Due to the inherent ethical issues with human trials, Tseng’s studies have been conducted only with rats so far. Researchers presented rats – some exposed to cannabis and some not – with a tone as an auditory cue. At the end of the tone, rats receive a light shock – more of a tickle, Tseng said.
After one or two trials the animal will freeze at the tone, having learned that there is an association between the sound and the shock, a classic Pavlovian response. Then on day two they repeat the test with the tone, only this time they do not administer the shock. The next step is for researchers to see how many presentations it takes before a rat stops freezing in preparation for the shock once the shock is no longer administered.
“This is basic fear conditioning,” said Tseng. “We don’t see differences initially but on day two there are differences between rats treated with cannabis and rats not treated with cannabis. With the [control] rats, it takes five or six presentations before the animal realizes there is no longer a shock and stops freezing up. But with the animals that were treated with cannabis they have a lot harder time extinguishing the behavior – the freezing behavior. They have difficulty altering or changing the context of something that was learned the day before.”

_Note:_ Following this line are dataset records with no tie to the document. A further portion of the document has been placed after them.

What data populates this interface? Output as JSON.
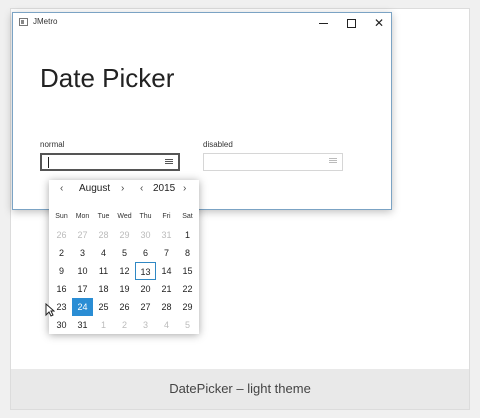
{
  "window": {
    "title": "JMetro",
    "minimize_icon": "minimize-icon",
    "maximize_icon": "maximize-icon",
    "close_icon": "close-icon",
    "close_glyph": "✕"
  },
  "page": {
    "title": "Date Picker"
  },
  "normal_field": {
    "label": "normal",
    "value": ""
  },
  "disabled_field": {
    "label": "disabled",
    "value": ""
  },
  "calendar": {
    "prev_arrow": "‹",
    "next_arrow": "›",
    "month": "August",
    "year": "2015",
    "weekdays": [
      "Sun",
      "Mon",
      "Tue",
      "Wed",
      "Thu",
      "Fri",
      "Sat"
    ],
    "weeks": [
      [
        {
          "d": "26",
          "o": true
        },
        {
          "d": "27",
          "o": true
        },
        {
          "d": "28",
          "o": true
        },
        {
          "d": "29",
          "o": true
        },
        {
          "d": "30",
          "o": true
        },
        {
          "d": "31",
          "o": true
        },
        {
          "d": "1"
        }
      ],
      [
        {
          "d": "2"
        },
        {
          "d": "3"
        },
        {
          "d": "4"
        },
        {
          "d": "5"
        },
        {
          "d": "6"
        },
        {
          "d": "7"
        },
        {
          "d": "8"
        }
      ],
      [
        {
          "d": "9"
        },
        {
          "d": "10"
        },
        {
          "d": "11"
        },
        {
          "d": "12"
        },
        {
          "d": "13",
          "today": true
        },
        {
          "d": "14"
        },
        {
          "d": "15"
        }
      ],
      [
        {
          "d": "16"
        },
        {
          "d": "17"
        },
        {
          "d": "18"
        },
        {
          "d": "19"
        },
        {
          "d": "20"
        },
        {
          "d": "21"
        },
        {
          "d": "22"
        }
      ],
      [
        {
          "d": "23"
        },
        {
          "d": "24",
          "sel": true
        },
        {
          "d": "25"
        },
        {
          "d": "26"
        },
        {
          "d": "27"
        },
        {
          "d": "28"
        },
        {
          "d": "29"
        }
      ],
      [
        {
          "d": "30"
        },
        {
          "d": "31"
        },
        {
          "d": "1",
          "o": true
        },
        {
          "d": "2",
          "o": true
        },
        {
          "d": "3",
          "o": true
        },
        {
          "d": "4",
          "o": true
        },
        {
          "d": "5",
          "o": true
        }
      ]
    ]
  },
  "caption": "DatePicker – light theme",
  "colors": {
    "accent": "#2a8dd4",
    "window_border": "#7ba3c4"
  }
}
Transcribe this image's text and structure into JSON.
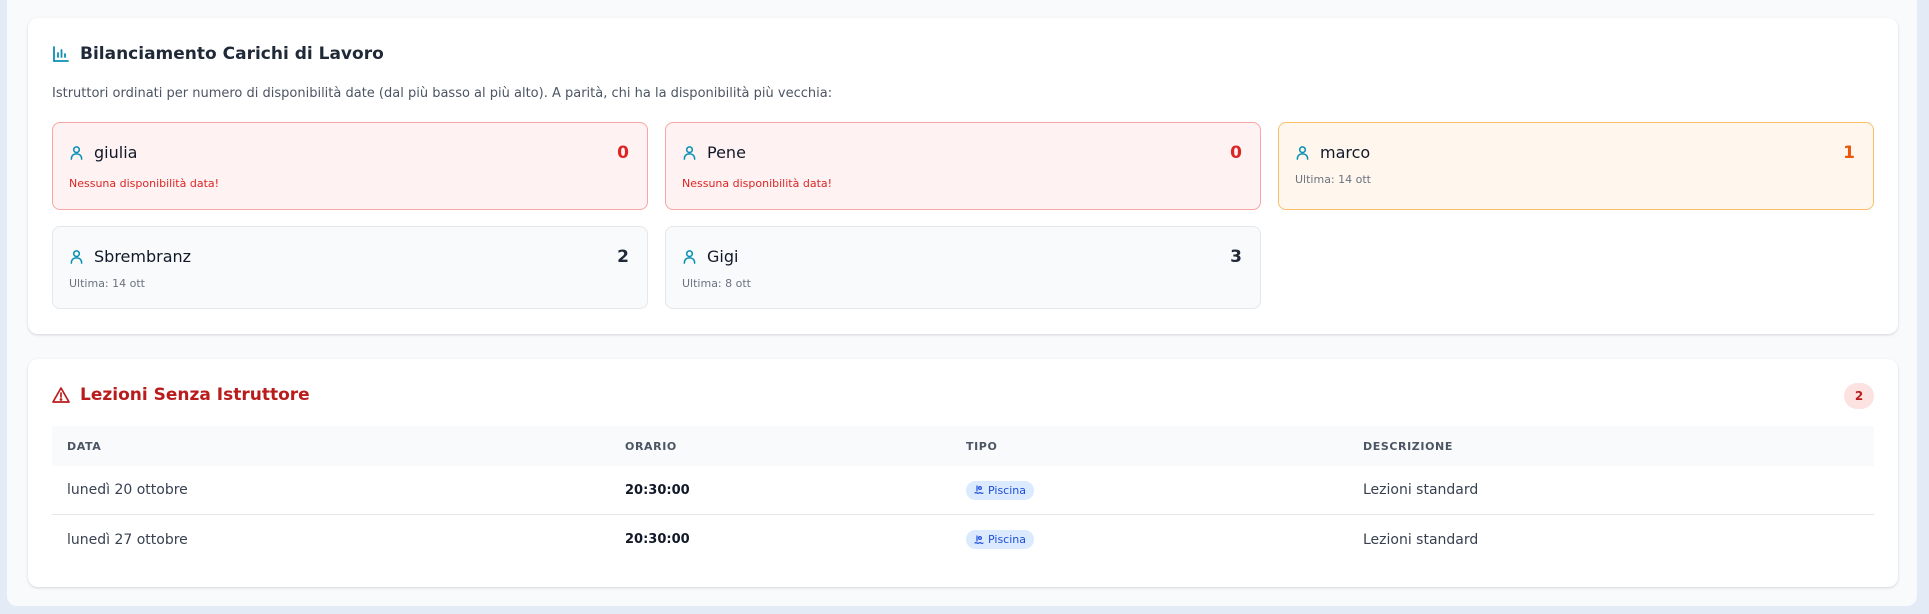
{
  "workload": {
    "title": "Bilanciamento Carichi di Lavoro",
    "subtitle": "Istruttori ordinati per numero di disponibilità date (dal più basso al più alto). A parità, chi ha la disponibilità più vecchia:",
    "instructors": [
      {
        "name": "giulia",
        "count": "0",
        "note": "Nessuna disponibilità data!",
        "status": "red"
      },
      {
        "name": "Pene",
        "count": "0",
        "note": "Nessuna disponibilità data!",
        "status": "red"
      },
      {
        "name": "marco",
        "count": "1",
        "note": "Ultima: 14 ott",
        "status": "orange"
      },
      {
        "name": "Sbrembranz",
        "count": "2",
        "note": "Ultima: 14 ott",
        "status": "gray"
      },
      {
        "name": "Gigi",
        "count": "3",
        "note": "Ultima: 8 ott",
        "status": "gray"
      }
    ]
  },
  "lessons": {
    "title": "Lezioni Senza Istruttore",
    "count": "2",
    "columns": {
      "data": "DATA",
      "orario": "ORARIO",
      "tipo": "TIPO",
      "descrizione": "DESCRIZIONE"
    },
    "rows": [
      {
        "data": "lunedì 20 ottobre",
        "orario": "20:30:00",
        "tipo": "Piscina",
        "descrizione": "Lezioni standard"
      },
      {
        "data": "lunedì 27 ottobre",
        "orario": "20:30:00",
        "tipo": "Piscina",
        "descrizione": "Lezioni standard"
      }
    ]
  },
  "colors": {
    "accent": "#0891b2",
    "danger": "#dc2626",
    "warning": "#ea580c"
  },
  "icons": {
    "workload_title": "bar-chart-icon",
    "instructor": "user-icon",
    "lessons_title": "warning-triangle-icon",
    "type": "pool-icon"
  }
}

What this demonstrates is a decreased cognitive flexibility, an inability to adapt to circumstances, Tseng said. A similar effect is often observed in people suffering from PTSD. With marijuana use – since there is no standard dose or method of ingestion – and THC (tetrahydrocannabinol, the active ingredient in cannabis) concentration varies depending on the strain of the plant, it is difficult for researchers to pinpoint the amount that represents a tipping point in cerebral function impairment.
Tseng’s research suggests that chronic cannabis use by teens may be linked to persistent behavioral deficits in adulthood, including problems with attention span and impulse control. The findings add to prior research that draws a causal correlation between adolescent marijuana use and the risk of developing schizophrenia, he said.
At the monthly speaker series sponsored by the Chicago Council on Science and Technology, audience members raised concerns and questions about his work.
“The main area of discussion when it comes to cannabis these days seems to be legalization,” said Leslie Oldhom, a neuroscience fellow and researcher. “Do you think that in the rush to legalize this substance we’ve jumped over some scientific questions about what health effects we might see from its widespread use in the population?”
Tseng acknowledged that there is still much research to be done and that continued study is the only way to answer the lingering questions involving the potential effects of habitual marijuana use. “Future research will tell us what other mechanisms can be triggered to avoid this type of impairment of the frontal lobe,” Tseng said.
Another audience member voiced concerns over the growing use of medical marijuana therapies for seizure disorders, sometimes in children, and asked if this is a practice to be concerned about.
“Use of THC-related compounds in children should be very carefully and sparingly administered because the brain is still changing, not just in the frontal lobe, but throughout, And there is still so much research to be done. We just don’t know what the long term effects of this could be.”
While the research is far from conclusive Tseng closed his presentation with a word of warning, “Don’t take cannabis before the age of 17, because if you do there is a risk that the development of the frontal lobe will be delayed or impaired.”